Volodymyr Yakimets

Personal information
- Full name: Volodymyr Ivanovych Yakimets
- Date of birth: 3 March 1998 (age 27)
- Place of birth: Livchytsi, Lviv Oblast, Ukraine
- Height: 1.73 m (5 ft 8 in)
- Position: Midfielder

Youth career
- 200?–2015: Lviv
- 2015–2017: Shakhtar Donetsk

Senior career*
- Years: Team / Apps / (Gls)
- 2017–2019: Shakhtar Donetsk / 0 / (0)
- 2019–2020: Karpaty Lviv / 9 / (0)
- 2020–2022: Lviv / 34 / (2)
- 2022–2025: Kryvbas Kryvyi Rih / 19 / (0)

International career^{‡}
- 2015: Ukraine U18 / 4 / (0)
- 2016–2017: Ukraine U19 / 3 / (0)
- 2018–2020: Ukraine U21 / 7 / (0)

= Volodymyr Yakimets =

Ukrainian footballer

Volodymyr Yakimets (Володимир Іванович Якімець; born 3 March 1998) is a Ukrainian professional footballer who plays as a midfielder.

==Career==
Born in Zhydachiv Raion, Yakimets is a product of the FC Lviv School System.

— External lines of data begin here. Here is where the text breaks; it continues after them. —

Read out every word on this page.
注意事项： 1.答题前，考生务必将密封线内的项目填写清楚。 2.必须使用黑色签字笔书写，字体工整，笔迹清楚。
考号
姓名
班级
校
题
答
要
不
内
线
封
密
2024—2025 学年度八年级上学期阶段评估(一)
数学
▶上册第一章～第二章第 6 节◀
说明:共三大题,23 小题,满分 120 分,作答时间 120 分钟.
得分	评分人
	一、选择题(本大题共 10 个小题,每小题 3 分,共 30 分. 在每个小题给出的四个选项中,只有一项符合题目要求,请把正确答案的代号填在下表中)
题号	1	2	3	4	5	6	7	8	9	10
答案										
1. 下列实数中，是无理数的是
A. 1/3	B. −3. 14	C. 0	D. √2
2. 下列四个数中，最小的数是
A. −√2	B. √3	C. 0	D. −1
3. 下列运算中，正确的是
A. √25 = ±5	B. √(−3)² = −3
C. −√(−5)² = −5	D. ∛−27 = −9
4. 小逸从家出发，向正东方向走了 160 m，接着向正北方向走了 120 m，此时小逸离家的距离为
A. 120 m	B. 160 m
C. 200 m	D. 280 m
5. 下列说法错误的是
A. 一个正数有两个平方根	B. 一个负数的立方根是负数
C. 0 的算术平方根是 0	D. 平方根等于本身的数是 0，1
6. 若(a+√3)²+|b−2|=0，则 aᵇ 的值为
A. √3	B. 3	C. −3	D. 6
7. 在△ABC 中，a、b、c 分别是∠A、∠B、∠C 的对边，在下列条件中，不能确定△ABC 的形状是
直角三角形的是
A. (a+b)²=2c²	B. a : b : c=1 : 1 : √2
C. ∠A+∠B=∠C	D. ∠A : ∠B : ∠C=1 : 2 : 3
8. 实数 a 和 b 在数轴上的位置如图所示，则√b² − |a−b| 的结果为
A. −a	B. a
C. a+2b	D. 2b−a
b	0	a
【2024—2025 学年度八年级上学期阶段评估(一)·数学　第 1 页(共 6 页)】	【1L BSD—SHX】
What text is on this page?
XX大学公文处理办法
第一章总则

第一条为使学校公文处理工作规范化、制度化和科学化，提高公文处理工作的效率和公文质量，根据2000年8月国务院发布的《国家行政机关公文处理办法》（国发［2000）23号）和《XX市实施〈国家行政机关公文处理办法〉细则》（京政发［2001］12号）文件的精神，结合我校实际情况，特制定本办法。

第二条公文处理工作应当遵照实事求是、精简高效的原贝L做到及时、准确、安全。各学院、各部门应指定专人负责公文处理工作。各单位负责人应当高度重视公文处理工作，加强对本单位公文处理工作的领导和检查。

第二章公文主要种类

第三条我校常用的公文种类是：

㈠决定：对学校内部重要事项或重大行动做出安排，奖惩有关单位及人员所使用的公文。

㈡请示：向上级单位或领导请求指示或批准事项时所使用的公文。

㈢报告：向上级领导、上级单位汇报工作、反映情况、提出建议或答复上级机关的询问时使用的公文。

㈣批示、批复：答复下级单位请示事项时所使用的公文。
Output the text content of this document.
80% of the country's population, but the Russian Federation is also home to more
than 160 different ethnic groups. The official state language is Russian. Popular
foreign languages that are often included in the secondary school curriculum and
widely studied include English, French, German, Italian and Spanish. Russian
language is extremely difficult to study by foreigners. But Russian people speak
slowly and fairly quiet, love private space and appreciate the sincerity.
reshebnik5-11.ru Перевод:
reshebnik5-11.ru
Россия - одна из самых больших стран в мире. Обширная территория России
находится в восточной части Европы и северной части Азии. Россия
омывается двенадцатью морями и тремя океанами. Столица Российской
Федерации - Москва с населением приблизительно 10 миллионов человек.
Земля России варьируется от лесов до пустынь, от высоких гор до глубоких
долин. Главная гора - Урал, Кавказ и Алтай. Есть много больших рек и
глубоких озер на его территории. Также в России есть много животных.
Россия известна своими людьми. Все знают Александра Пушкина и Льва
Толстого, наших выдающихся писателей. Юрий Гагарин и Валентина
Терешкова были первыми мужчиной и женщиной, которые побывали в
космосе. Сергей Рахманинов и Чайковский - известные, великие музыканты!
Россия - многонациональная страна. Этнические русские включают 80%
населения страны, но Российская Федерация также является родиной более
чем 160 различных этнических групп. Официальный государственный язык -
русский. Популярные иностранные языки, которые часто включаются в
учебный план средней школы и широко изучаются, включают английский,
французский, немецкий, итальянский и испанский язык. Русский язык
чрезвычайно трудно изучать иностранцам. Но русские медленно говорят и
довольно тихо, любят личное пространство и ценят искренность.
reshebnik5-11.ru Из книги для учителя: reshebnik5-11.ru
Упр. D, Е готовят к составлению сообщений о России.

Still, at age 17, he transferred to FC Shakhtar and played for it in the Ukrainian Premier League Reserves and Under 19 Championship during 3 seasons. In July 2019, he signed a three-year deal with another Ukrainian Premier League club, FC Karpaty.

He made his debut for FC Karpaty as a main-squad player in a home losing game against FC Dynamo Kyiv on 31 July 2019 in the Ukrainian Premier League.